Hour by hour, day by day I took shape. Alaqa to Mughdah
The leech, the clot gave way to the chewed up piece of meat.
The teeth marks clearly visible, each indentation a grain of rice
We are all chewed-up things, the universe does not differentiate
Between the largest whale (Jonah’s abode) and the smallest spider (Ankabut)

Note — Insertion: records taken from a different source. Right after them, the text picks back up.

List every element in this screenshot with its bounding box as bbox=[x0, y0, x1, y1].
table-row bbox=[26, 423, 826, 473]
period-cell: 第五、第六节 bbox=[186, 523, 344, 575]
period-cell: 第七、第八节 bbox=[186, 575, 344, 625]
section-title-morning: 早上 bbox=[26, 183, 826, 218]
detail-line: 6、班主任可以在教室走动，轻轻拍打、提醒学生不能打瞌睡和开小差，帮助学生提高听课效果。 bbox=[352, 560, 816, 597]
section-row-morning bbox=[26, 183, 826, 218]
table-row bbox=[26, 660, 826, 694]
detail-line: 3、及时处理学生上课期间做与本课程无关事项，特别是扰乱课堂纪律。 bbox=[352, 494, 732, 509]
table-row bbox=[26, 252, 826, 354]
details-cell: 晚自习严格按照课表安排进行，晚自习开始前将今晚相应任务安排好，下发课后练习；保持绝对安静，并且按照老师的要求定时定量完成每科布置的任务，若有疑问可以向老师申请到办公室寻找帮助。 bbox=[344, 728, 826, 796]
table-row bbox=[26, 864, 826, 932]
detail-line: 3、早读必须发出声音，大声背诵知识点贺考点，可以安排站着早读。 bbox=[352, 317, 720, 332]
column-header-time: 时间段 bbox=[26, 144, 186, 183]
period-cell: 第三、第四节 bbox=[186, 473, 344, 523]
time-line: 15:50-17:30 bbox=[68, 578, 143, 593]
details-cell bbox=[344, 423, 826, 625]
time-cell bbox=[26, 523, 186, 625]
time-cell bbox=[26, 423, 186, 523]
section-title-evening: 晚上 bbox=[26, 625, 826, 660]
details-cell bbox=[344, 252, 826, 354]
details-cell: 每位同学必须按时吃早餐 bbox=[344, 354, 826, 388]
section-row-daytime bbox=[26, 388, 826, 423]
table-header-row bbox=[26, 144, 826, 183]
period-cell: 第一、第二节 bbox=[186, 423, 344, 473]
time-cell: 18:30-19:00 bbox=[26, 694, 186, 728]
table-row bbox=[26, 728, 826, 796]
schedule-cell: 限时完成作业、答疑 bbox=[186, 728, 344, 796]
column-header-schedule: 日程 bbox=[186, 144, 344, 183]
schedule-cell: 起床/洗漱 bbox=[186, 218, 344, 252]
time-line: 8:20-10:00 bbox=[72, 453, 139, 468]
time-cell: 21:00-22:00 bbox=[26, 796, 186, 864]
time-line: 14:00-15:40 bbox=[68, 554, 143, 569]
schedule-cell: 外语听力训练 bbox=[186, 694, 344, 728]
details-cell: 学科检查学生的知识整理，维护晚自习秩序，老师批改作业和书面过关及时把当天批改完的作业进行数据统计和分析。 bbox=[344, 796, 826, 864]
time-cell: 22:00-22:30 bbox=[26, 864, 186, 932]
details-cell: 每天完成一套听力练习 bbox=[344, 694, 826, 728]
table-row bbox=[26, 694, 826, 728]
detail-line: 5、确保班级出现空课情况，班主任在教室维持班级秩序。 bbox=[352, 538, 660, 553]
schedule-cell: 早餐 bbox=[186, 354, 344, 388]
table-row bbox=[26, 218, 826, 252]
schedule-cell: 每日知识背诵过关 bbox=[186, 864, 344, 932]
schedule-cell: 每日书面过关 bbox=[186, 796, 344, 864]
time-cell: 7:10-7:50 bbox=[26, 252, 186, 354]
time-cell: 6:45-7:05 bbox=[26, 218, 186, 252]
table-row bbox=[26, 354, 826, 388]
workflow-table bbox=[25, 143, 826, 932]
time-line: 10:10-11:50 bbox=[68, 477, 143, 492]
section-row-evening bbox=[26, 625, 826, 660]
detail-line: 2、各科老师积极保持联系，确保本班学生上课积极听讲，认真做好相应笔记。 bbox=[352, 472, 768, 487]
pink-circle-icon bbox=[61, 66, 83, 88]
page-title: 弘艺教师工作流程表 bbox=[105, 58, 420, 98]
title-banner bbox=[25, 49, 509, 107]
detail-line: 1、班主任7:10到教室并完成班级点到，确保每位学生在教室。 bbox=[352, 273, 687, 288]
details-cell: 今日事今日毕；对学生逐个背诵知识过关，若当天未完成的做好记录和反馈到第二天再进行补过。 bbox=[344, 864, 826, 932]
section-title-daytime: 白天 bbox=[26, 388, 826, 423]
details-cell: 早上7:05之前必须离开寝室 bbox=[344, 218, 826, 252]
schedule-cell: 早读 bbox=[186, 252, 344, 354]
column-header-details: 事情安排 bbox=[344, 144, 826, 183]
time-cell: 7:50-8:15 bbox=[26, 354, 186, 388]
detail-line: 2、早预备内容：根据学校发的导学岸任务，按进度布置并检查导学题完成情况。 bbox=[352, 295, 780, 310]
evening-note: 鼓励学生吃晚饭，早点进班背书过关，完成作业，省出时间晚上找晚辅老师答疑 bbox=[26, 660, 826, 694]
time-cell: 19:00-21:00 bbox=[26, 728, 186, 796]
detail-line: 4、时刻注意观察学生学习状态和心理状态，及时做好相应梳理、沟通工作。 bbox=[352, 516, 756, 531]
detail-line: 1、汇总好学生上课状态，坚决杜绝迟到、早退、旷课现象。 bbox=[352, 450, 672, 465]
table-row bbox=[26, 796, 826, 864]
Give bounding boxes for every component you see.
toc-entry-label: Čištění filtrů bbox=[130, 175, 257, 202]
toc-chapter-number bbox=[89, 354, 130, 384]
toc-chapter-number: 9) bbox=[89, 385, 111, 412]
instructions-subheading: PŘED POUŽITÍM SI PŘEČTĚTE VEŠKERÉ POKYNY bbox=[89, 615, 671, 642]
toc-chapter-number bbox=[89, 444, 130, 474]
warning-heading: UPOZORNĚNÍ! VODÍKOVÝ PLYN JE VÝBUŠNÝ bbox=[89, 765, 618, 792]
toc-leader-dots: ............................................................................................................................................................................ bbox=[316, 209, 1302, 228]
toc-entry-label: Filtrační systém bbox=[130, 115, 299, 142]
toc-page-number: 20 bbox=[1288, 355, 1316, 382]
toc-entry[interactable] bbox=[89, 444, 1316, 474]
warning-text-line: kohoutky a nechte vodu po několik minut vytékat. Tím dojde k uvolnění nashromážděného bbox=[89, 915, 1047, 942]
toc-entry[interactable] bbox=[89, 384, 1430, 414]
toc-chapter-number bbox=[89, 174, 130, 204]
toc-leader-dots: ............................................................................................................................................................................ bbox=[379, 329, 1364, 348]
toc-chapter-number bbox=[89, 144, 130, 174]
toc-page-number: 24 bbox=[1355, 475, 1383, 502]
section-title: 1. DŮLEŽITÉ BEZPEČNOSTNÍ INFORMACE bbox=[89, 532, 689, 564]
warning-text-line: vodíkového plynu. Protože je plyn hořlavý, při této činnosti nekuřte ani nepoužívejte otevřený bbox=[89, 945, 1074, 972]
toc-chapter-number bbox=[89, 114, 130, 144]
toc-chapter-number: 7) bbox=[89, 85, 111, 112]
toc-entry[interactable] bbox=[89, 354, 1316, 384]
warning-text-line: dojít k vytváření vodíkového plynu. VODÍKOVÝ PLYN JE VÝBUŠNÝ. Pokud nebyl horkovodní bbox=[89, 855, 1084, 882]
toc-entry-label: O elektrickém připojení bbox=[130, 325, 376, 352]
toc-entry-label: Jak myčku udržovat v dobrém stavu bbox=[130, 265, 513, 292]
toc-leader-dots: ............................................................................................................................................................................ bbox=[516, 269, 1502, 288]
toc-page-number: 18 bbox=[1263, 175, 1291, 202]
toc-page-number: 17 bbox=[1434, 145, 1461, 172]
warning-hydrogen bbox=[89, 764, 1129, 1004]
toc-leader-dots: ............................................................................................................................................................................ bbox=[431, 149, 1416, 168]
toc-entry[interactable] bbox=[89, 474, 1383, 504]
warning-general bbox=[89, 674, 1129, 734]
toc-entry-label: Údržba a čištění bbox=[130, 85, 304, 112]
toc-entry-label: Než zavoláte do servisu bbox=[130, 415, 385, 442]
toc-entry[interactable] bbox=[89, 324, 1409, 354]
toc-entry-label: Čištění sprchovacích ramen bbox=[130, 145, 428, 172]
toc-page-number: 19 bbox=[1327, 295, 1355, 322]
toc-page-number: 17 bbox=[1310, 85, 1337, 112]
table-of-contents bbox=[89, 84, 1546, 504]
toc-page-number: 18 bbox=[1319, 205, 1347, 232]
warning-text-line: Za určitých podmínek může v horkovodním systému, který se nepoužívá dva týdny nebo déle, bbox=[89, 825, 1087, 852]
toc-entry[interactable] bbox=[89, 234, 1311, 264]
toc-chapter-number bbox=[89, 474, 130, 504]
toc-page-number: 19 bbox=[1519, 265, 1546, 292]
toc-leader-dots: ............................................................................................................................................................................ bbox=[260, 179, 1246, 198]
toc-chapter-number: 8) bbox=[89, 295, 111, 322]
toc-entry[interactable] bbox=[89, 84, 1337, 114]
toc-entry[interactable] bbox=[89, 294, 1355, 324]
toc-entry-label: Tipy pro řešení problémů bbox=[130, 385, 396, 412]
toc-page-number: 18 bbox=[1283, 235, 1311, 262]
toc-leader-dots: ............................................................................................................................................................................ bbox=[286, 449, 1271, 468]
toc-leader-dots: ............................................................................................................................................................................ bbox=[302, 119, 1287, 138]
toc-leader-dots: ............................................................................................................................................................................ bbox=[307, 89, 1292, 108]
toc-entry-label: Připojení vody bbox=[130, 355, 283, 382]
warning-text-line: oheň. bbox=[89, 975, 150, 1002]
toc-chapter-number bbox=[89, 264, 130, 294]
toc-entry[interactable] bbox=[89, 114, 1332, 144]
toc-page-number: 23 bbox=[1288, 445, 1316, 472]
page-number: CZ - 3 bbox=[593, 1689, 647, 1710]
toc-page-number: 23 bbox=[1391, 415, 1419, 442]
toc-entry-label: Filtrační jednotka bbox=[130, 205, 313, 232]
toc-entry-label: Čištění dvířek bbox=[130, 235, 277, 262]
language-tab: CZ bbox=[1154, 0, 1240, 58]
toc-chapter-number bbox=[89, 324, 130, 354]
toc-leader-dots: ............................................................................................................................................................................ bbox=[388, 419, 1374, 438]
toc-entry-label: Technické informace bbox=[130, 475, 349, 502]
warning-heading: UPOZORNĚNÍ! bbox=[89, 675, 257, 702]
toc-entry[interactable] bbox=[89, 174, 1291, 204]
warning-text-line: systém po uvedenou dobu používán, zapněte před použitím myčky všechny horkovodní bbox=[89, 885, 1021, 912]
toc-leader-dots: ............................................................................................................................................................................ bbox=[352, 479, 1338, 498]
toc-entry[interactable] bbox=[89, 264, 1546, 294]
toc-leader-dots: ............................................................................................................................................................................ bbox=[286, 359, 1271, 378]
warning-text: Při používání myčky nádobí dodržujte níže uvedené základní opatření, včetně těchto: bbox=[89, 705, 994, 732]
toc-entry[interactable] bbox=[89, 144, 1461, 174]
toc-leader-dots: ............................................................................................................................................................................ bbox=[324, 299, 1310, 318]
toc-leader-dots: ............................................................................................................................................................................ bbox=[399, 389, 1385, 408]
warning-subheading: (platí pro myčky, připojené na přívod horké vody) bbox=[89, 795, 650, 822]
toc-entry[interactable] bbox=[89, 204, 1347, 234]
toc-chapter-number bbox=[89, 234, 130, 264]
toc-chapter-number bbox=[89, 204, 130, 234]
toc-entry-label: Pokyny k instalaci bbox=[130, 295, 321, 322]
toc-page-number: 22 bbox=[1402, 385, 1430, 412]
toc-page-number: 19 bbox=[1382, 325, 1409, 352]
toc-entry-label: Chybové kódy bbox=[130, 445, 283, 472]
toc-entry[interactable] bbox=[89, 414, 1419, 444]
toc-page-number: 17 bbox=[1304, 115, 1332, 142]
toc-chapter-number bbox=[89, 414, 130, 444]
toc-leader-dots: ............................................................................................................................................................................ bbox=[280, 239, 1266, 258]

We are all tales waiting to be told.
When it came time for me to be ensouled,
My bones knitting together, my organs taking shape
Muscles clothing the bones, then skin knitting over the muscles
The pain of labor does not compare to the pain of ensoulment
Of being imprisoned in the body: A trap, a snare, a web, a black hole,
The three veils of darkness covering this crime,
Who is its perpetrator?
When it was decided I would be born, it was a violent expulsion, a nakba
Pushed out from the womb with blood and sweat,
I crossed the waters of my mother’s amniotic fluid in a leaky boat
Made a refugee, I was an immigrant into this world.
Forgetting the darkness, I remember only that I do not belong here,
this body, this life is only a holding cell.
I am here for reasons I cannot fathom, at the will of one whom I do not know
At the mercy of those who do not know what they did
To deserve me.
Yet I was not, before, and now I am, and
Now, bereft, blind, wordless and helpless, I am here,
And now what do I do? Without knowing why, I struggled to be here, yet
Nobody is ashamed at what has been wrought upon me
Even the sword feels shame when it is asked to behead the innocent.
A poem inspired by the passage of the anti-abortion law in Alabama. This poem utilizes imagery in Islam that describes the conception and development of a fetus in the womb.